The work of the Brooklyn-based artist is influenced by the old masters and their familiar techniques and styles. After mastering the traditional technique of oil painting, matching the light, texture, depth and every other element of classic paintings, van Minnen started exploring the technique even further and exploit it’s possibilities. Painting both classic portraits and still life images, his works are both beautiful and meaningful as well as grotesque and meaningless at the same time. By mixing impeccable photo realistic parts with incredible surreal and abstract elements, his imagery makes the viewer feel as if they are visiting a traditional art museum while under the influence of a hallucinogenic. His portrait models are wearing the right outfits, have the right posture, the right light, background and composition, but their faces are disfigured, covered in tattoos, melting, or have parts of cartoons or foreign tissues in them. At the same time, his still life images include colorful flowers, sitting on a marble stand or table, but also have parts consisting of things like unknown slimy substances, meat, bubbles.

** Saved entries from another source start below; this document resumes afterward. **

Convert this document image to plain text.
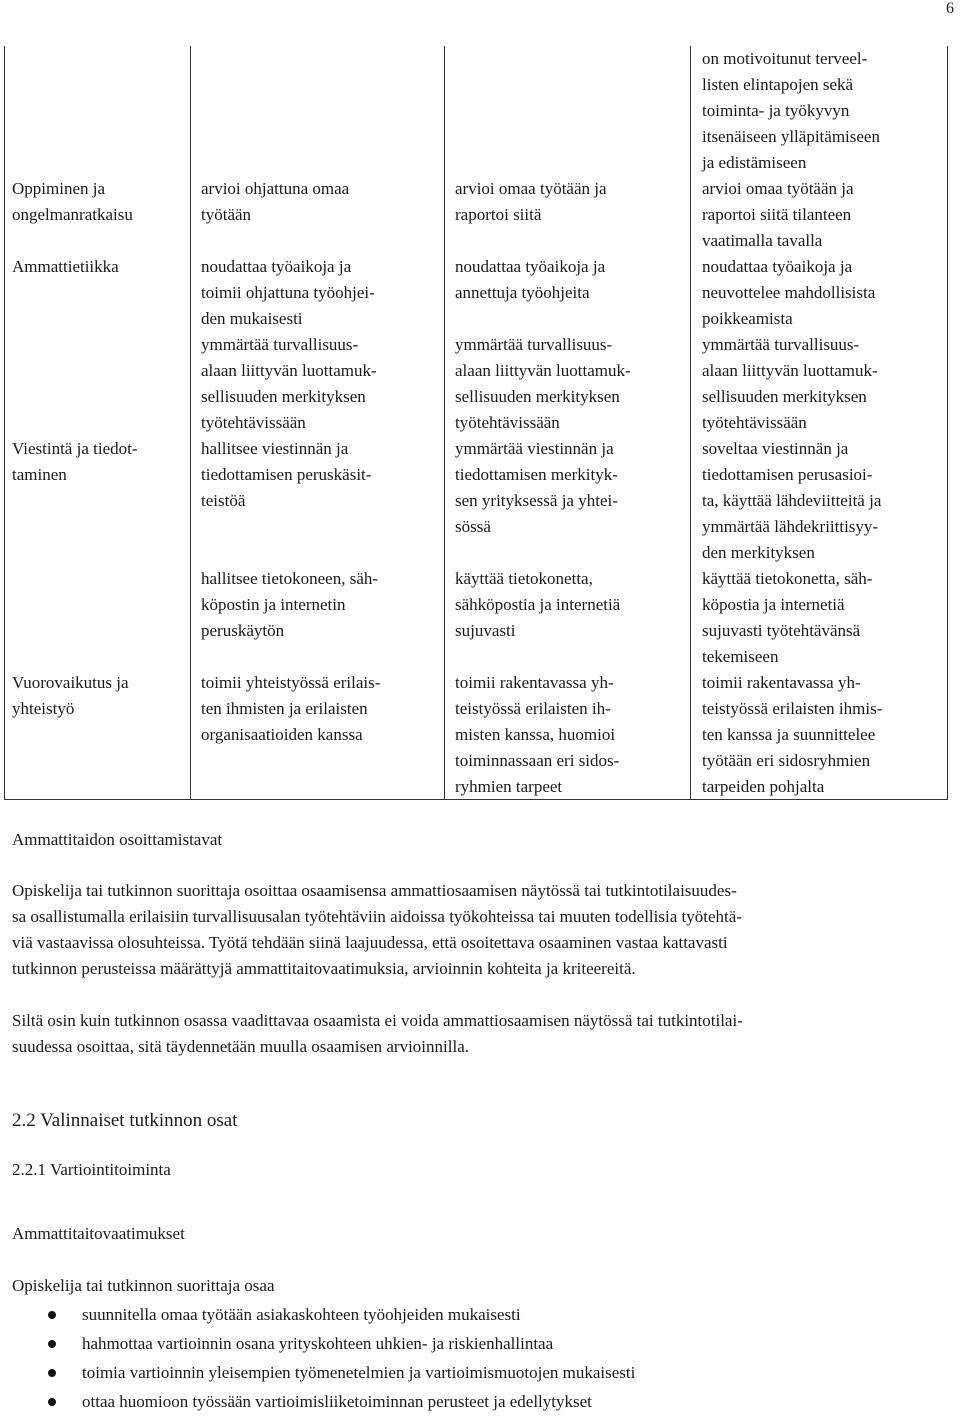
6
on motivoitunut terveel-
listen elintapojen sekä
toiminta- ja työkyvyn
itsenäiseen ylläpitämiseen
ja edistämiseen
Oppiminen ja
ongelmanratkaisu
arvioi ohjattuna omaa
työtään
arvioi omaa työtään ja
raportoi siitä
arvioi omaa työtään ja
raportoi siitä tilanteen
vaatimalla tavalla
Ammattietiikka	noudattaa työaikoja ja
toimii ohjattuna työohjei-
den mukaisesti
noudattaa työaikoja ja
annettuja työohjeita
noudattaa työaikoja ja
neuvottelee mahdollisista
poikkeamista
ymmärtää turvallisuus-
alaan liittyvän luottamuk-
sellisuuden merkityksen
työtehtävissään
ymmärtää turvallisuus-
alaan liittyvän luottamuk-
sellisuuden merkityksen
työtehtävissään
ymmärtää turvallisuus-
alaan liittyvän luottamuk-
sellisuuden merkityksen
työtehtävissään
Viestintä ja tiedot-
taminen
hallitsee viestinnän ja
tiedottamisen peruskäsit-
teistöä
ymmärtää viestinnän ja
tiedottamisen merkityk-
sen yrityksessä ja yhtei-
sössä
soveltaa viestinnän ja
tiedottamisen perusasioi-
ta, käyttää lähdeviitteitä ja
ymmärtää lähdekriittisyy-
den merkityksen
hallitsee tietokoneen, säh-
köpostin ja internetin
peruskäytön
käyttää tietokonetta,
sähköpostia ja internetiä
sujuvasti
käyttää tietokonetta, säh-
köpostia ja internetiä
sujuvasti työtehtävänsä
tekemiseen
Vuorovaikutus ja
yhteistyö
toimii yhteistyössä erilais-
ten ihmisten ja erilaisten
organisaatioiden kanssa
toimii rakentavassa yh-
teistyössä erilaisten ih-
misten kanssa, huomioi
toiminnassaan eri sidos-
ryhmien tarpeet
toimii rakentavassa yh-
teistyössä erilaisten ihmis-
ten kanssa ja suunnittelee
työtään eri sidosryhmien
tarpeiden pohjalta
Ammattitaidon osoittamistavat
Opiskelija tai tutkinnon suorittaja osoittaa osaamisensa ammattiosaamisen näytössä tai tutkintotilaisuudes-
sa osallistumalla erilaisiin turvallisuusalan työtehtäviin aidoissa työkohteissa tai muuten todellisia työtehtä-
viä vastaavissa olosuhteissa. Työtä tehdään siinä laajuudessa, että osoitettava osaaminen vastaa kattavasti
tutkinnon perusteissa määrättyjä ammattitaitovaatimuksia, arvioinnin kohteita ja kriteereitä.
Siltä osin kuin tutkinnon osassa vaadittavaa osaamista ei voida ammattiosaamisen näytössä tai tutkintotilai-
suudessa osoittaa, sitä täydennetään muulla osaamisen arvioinnilla.
2.2 Valinnaiset tutkinnon osat
2.2.1 Vartiointitoiminta
Ammattitaitovaatimukset
Opiskelija tai tutkinnon suorittaja osaa
suunnitella omaa työtään asiakaskohteen työohjeiden mukaisesti
hahmottaa vartioinnin osana yrityskohteen uhkien- ja riskienhallintaa
toimia vartioinnin yleisempien työmenetelmien ja vartioimismuotojen mukaisesti
ottaa huomioon työssään vartioimisliiketoiminnan perusteet ja edellytykset
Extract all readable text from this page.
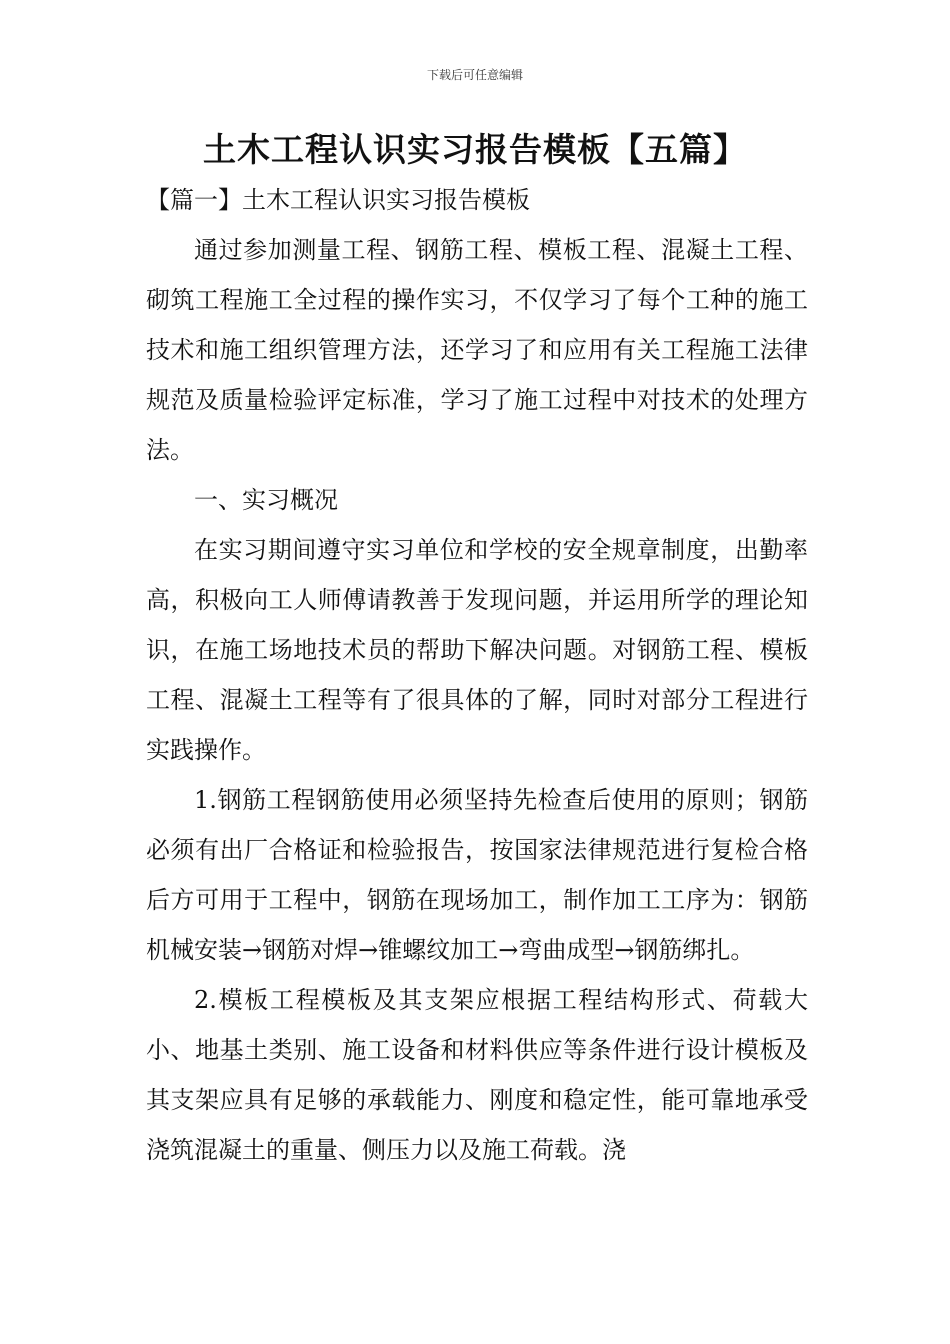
下载后可任意编辑
土木工程认识实习报告模板【五篇】
【篇一】土木工程认识实习报告模板

通过参加测量工程、钢筋工程、模板工程、混凝土工程、砌筑工程施工全过程的操作实习，不仅学习了每个工种的施工技术和施工组织管理方法，还学习了和应用有关工程施工法律规范及质量检验评定标准，学习了施工过程中对技术的处理方法。

一、实习概况

在实习期间遵守实习单位和学校的安全规章制度，出勤率高，积极向工人师傅请教善于发现问题，并运用所学的理论知识，在施工场地技术员的帮助下解决问题。对钢筋工程、模板工程、混凝土工程等有了很具体的了解，同时对部分工程进行实践操作。

1.钢筋工程钢筋使用必须坚持先检查后使用的原则；钢筋必须有出厂合格证和检验报告，按国家法律规范进行复检合格后方可用于工程中，钢筋在现场加工，制作加工工序为：钢筋机械安装→钢筋对焊→锥螺纹加工→弯曲成型→钢筋绑扎。

2.模板工程模板及其支架应根据工程结构形式、荷载大小、地基土类别、施工设备和材料供应等条件进行设计模板及其支架应具有足够的承载能力、刚度和稳定性，能可靠地承受浇筑混凝土的重量、侧压力以及施工荷载。浇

The second body of work introduced at this show are unique monotype pieces that he has been producing with his own etching machine after learning the process at an Artist in Residence at the Anderson Ranch Art Center in 2011. First planned as works that would replace drawing in his process, these pieces took on a direction of their own. Being somewhere between a painting and a print, these are all unique, non-reproducible works. His current technique involves classic pressing, but also, the use of stencils and running the same sheet of paper through the press twice, which is where the colorful, psychedelic figure prints come from. He plans on “continuing to show them along side paintings, as the two mediums inform one another and are complimentary”.
Not defined by time, logic or reality, it seems that van Minnen’s work is literally melting and ripping apart the borders between every concept or style. His newest body of work will be on view until the 7th of June 2014 in Copenhagen.